We are excited to put a lid (cough cough) on this competition and release the winning solutions out to the world. Congratulations to all of our competitors for all their work during the competition, and particularly to our top three finalists who you can meet below!

This challenge ran for two months, and we saw a lot of improvement over that time. Then at the beginning of July, top modelers made predictions for where minor, major, and severe hygiene violations would surface for the next 6 weeks. Over that time, we compared their predictions with what public health inspectors actually found when they went into restaurants! At the end of the evaluation period, we saw which teams had developed the most accurate predictions.

You can read about how they made their models below. We've already seen some exciting follow-up, including an article in the Washington Post. Check it out:

"Using the winning algorithm, [Harvard researcher Mike] Luca says, Boston could catch the same number of health violations with 40 percent fewer inspections, simply by better targeting city resources at what appear to be dirty-kitchen hotspots. The city of Boston is now considering ways to use such a model."

Way to go DrivenDatistas! If you're geared up to work on more data challenges, check out our competitions page for the latest. For the data used in Keeping it Fresh, check out this competition's open data page. Thanks for all your submissions and keep up the good work!


Meet the winners!

1st Place

Name: Liliana Medina

Home base: St. Ives, England

Background: My name is Liliana Medina, I'm a Portuguese citizen currently living and working in Cambridge, UK. I am presently a data scientist for ForecastThis, where I've been involved in the development of a machine-learning-as-a-service platform, DSX, and also in financial forecasting, web traffic fraud detection and text analysis related projects. Before this I was a data and text mining specialist for 365Media. I have an MSc in Electrical and Computer Engineering, and my thesis work was focused on pattern detection in electrophysiological signals, using unsupervised learning methods. I'm going back to college soon, as I have recently enrolled in an Astronomy certification programme at the University of Cambridge's Institute of Continuing Education.

Method overview: Liliana extracted three classes of features: information about a restaurant's history of inspections, metadata about restaurants from Yelp (e.g., the type of cuisine), and data she extracted from the Yelp reviews. Her approach to creating features from the review text involved both sentiment analysis and topic modeling.
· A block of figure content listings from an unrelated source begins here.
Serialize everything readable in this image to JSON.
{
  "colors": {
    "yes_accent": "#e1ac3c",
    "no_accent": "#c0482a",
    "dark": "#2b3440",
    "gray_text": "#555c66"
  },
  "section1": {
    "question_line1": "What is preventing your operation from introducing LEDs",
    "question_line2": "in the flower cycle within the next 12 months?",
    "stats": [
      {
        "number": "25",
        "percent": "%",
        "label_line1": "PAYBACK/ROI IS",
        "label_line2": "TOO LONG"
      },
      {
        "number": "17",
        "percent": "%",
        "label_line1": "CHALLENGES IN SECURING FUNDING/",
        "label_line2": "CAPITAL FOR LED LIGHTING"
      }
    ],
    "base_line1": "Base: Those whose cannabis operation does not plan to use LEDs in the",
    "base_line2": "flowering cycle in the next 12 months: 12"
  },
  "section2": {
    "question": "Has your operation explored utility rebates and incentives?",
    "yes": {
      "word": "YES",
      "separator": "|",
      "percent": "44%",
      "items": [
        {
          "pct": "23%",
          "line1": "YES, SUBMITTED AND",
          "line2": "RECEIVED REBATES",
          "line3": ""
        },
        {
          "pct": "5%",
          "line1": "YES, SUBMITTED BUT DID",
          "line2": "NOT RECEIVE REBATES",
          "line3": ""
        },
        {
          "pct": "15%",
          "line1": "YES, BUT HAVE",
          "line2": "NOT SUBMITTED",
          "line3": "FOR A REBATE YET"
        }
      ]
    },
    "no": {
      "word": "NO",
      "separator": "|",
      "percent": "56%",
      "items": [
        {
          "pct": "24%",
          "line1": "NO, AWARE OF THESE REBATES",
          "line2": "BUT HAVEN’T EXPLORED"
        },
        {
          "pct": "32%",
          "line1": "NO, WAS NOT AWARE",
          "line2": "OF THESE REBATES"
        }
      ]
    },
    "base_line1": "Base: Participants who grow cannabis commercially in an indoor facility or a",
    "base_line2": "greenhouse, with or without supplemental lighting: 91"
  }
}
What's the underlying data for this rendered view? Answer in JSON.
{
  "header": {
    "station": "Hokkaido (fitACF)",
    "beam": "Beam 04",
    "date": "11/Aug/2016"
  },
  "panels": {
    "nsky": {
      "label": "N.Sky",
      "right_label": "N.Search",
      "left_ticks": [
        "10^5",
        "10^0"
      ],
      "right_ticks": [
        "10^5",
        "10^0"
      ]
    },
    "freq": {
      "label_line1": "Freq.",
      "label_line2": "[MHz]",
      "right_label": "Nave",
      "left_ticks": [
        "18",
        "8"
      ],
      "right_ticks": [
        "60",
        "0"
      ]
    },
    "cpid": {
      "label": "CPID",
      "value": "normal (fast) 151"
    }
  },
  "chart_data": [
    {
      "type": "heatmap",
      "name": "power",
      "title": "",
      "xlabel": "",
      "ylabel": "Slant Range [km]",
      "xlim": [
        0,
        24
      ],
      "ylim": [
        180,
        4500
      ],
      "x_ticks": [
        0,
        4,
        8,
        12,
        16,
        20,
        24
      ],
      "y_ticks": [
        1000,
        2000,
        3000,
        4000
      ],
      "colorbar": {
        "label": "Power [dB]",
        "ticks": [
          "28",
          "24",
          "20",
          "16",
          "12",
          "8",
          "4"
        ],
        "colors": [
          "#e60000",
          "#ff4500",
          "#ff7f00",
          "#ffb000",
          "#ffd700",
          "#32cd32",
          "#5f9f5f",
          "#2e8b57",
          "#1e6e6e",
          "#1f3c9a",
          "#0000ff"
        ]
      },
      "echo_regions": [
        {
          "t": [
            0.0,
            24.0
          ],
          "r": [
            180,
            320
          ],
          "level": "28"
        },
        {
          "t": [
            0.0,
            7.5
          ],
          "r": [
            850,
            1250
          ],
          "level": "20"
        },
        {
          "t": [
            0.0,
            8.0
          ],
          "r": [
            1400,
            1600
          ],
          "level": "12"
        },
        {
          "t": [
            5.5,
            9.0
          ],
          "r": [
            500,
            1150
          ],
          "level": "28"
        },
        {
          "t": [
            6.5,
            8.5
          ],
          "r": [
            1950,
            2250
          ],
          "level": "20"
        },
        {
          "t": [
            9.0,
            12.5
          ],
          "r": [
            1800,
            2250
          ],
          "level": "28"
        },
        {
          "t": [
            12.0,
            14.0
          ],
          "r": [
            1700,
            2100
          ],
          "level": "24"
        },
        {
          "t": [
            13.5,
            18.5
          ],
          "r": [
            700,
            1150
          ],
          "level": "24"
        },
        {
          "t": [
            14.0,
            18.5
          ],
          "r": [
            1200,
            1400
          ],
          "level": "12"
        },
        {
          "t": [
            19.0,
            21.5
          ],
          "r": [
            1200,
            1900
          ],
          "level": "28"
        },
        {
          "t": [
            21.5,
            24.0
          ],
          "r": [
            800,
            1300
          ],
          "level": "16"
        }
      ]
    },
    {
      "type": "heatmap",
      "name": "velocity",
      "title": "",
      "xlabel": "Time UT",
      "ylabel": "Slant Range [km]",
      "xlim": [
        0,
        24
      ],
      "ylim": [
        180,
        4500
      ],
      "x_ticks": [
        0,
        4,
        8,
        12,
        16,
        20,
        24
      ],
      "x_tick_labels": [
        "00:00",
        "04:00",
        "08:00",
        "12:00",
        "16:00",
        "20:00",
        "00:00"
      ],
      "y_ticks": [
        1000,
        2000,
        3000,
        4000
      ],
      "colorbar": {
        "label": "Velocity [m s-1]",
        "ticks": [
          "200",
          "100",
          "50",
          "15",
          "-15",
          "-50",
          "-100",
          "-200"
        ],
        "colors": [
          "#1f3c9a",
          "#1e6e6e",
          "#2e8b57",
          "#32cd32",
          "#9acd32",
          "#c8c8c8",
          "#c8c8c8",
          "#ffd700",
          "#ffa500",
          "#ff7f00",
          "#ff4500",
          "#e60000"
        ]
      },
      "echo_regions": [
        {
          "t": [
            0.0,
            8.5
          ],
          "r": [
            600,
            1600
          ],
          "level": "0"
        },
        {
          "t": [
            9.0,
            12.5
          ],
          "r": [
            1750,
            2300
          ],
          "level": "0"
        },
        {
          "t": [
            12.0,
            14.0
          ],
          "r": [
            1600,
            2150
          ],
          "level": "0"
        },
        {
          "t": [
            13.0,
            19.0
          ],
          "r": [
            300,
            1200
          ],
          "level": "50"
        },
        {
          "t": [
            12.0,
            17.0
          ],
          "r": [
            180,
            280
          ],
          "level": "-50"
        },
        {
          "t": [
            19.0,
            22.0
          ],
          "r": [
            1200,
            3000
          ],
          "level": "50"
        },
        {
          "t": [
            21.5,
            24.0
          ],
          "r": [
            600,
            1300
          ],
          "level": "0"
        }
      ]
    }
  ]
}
Ultimately, she combined these features into a model that averaged the predictions of a random forest and gradient boosted decision trees.

2nd Place

Name: Qingchen Wang

Home base: Surrey, Canada

Background: My name is Qingchen Wang, and I have just started as a PhD student in data science at the University of Amsterdam. I've also just started work as a consultant at ORTEC.

Method overview: Qingchen focused on building features about the restaurants based entirely on information about the restaurant inspection history and data from Yelp. He noted that many restaurants don't clean up their act after a failed inspection, so he was able to special-case predictions for these repeat-violators. Combining this inspection history information with Yelp information like the average star rating and number of reviews, he was able to train a random forest model that earned him second place.

3rd Place

Name: Shane Teehan

Home base: Dublin, Ireland

Background: I am an advanced analytics professional with an academic background in Operations Research and about ten years industry experience. I am currently managing a team of data scientists working in the aviation sector.

Method overview: In order to extract the most effective features from the model, Shane normalized the json data dump from Yelp and imported that into a Postgres database. Working in SQL allowed him to quickly explore the dataset and construct complex combinations of features about restaurants, their reviews and Yelp users. Finally, Shane included features about a restaurant's history of violations. He built four models for each target (random forest, extra random trees, gradient boosting machine, l2 logistic regression) and blended the predictions from these models to create his final submission.